Newark Charter School Fund Creates “Charter Compact”
The Newark Charter Compact is an important development that I hope is replicated everywhere there are charter schools. Among other things like high quality and closing failing schools, it aims to ensure that charters are serving ALL students, including their fair share of ELL, SPED, etc. students:
Charter schools in Newark will have an opportunity to sign onto a newly developed "charter compact" that will ensure they are upholding the highest principles of transparency and public accountability, serving an unmet need in Newark, striving for educational excellence, and fulfilling their missions to educate all students in the most equitable manner possible.
The compact was developed by the Newark Charter School Fund, a three-year old organization committed to increasing the number of high-quality schools in Newark by improving charter schools, expanding successful schools, and developing promising new schools.
…Under the compact, the charter schools, funders and stakeholders would commit to serving all students in the city, especially the highest need students requiring special education services, students who are English Language Learners, students who qualify for free or reduced-price lunch, and other underserved or at-risk populations.

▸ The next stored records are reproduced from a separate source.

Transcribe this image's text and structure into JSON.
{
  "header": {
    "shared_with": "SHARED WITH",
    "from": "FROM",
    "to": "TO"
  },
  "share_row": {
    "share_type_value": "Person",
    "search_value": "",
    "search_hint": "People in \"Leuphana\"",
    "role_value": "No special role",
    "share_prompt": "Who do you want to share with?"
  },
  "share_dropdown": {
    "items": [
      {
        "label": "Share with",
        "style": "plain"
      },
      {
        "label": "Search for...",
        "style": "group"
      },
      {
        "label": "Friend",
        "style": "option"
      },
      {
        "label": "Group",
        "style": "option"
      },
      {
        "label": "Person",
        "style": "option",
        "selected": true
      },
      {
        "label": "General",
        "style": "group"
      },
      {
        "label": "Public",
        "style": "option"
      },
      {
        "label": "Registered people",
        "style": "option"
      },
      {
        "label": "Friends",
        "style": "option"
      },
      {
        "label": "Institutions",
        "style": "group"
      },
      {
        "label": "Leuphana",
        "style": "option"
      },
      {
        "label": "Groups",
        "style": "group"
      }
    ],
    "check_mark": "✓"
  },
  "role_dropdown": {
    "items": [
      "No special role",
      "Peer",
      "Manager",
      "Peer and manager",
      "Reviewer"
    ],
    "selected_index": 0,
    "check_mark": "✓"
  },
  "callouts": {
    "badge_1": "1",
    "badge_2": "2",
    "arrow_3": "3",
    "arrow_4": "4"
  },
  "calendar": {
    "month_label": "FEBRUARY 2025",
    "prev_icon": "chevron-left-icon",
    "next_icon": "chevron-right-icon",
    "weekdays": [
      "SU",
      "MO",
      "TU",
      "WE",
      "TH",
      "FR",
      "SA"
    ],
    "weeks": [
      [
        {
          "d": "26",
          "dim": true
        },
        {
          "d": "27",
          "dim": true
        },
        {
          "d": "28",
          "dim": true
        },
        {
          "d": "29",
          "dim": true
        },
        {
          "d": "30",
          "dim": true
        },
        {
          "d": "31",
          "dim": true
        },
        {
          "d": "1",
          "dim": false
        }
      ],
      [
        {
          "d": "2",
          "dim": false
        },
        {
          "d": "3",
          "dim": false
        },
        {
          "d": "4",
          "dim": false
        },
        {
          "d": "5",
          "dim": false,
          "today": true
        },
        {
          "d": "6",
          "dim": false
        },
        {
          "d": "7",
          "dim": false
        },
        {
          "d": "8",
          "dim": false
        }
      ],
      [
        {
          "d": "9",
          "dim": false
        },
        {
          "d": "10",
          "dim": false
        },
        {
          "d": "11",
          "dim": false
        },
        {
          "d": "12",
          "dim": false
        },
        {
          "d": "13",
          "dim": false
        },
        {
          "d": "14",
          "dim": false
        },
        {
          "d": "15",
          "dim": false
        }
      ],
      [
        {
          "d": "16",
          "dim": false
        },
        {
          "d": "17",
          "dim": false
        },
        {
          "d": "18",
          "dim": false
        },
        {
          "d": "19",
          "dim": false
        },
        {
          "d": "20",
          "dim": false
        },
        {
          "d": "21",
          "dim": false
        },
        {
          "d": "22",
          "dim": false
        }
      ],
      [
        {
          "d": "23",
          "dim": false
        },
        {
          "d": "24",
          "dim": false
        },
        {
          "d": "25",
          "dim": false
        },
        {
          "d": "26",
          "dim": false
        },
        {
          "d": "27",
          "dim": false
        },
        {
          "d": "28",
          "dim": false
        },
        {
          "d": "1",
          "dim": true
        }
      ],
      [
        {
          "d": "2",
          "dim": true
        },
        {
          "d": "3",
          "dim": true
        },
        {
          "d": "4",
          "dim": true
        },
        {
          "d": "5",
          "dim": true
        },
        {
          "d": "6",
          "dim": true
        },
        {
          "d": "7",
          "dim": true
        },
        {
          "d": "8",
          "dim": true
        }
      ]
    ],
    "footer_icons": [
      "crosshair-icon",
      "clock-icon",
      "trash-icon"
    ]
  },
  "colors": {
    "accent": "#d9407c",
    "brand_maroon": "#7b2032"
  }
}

Schools would also commit to recruiting and advertising in the widest and most inclusive manner possible and eliminate any process steps or requirements of parents before the charter application and lotteries are completed.
Under the compact, schools would also agree to correct misinformation about any application or lottery requirements for parents.
"As part of this agreement, charters will not be allowed to require families or students to attend information sessions to apply to their schools or enter the lottery," Ashton said. "Charters could offer those informational sessions as an option, but not a requirement."
Charters would also agree to provide multiple ways for charter parents and students to access and complete an application, including posting an application online, a mail-in application, and in-person drop off at the schools.
"We want charters to communicate a clear message that students with special education needs, students who are English Language Learners, and other at-risk students are served by charter schools," Ashton said.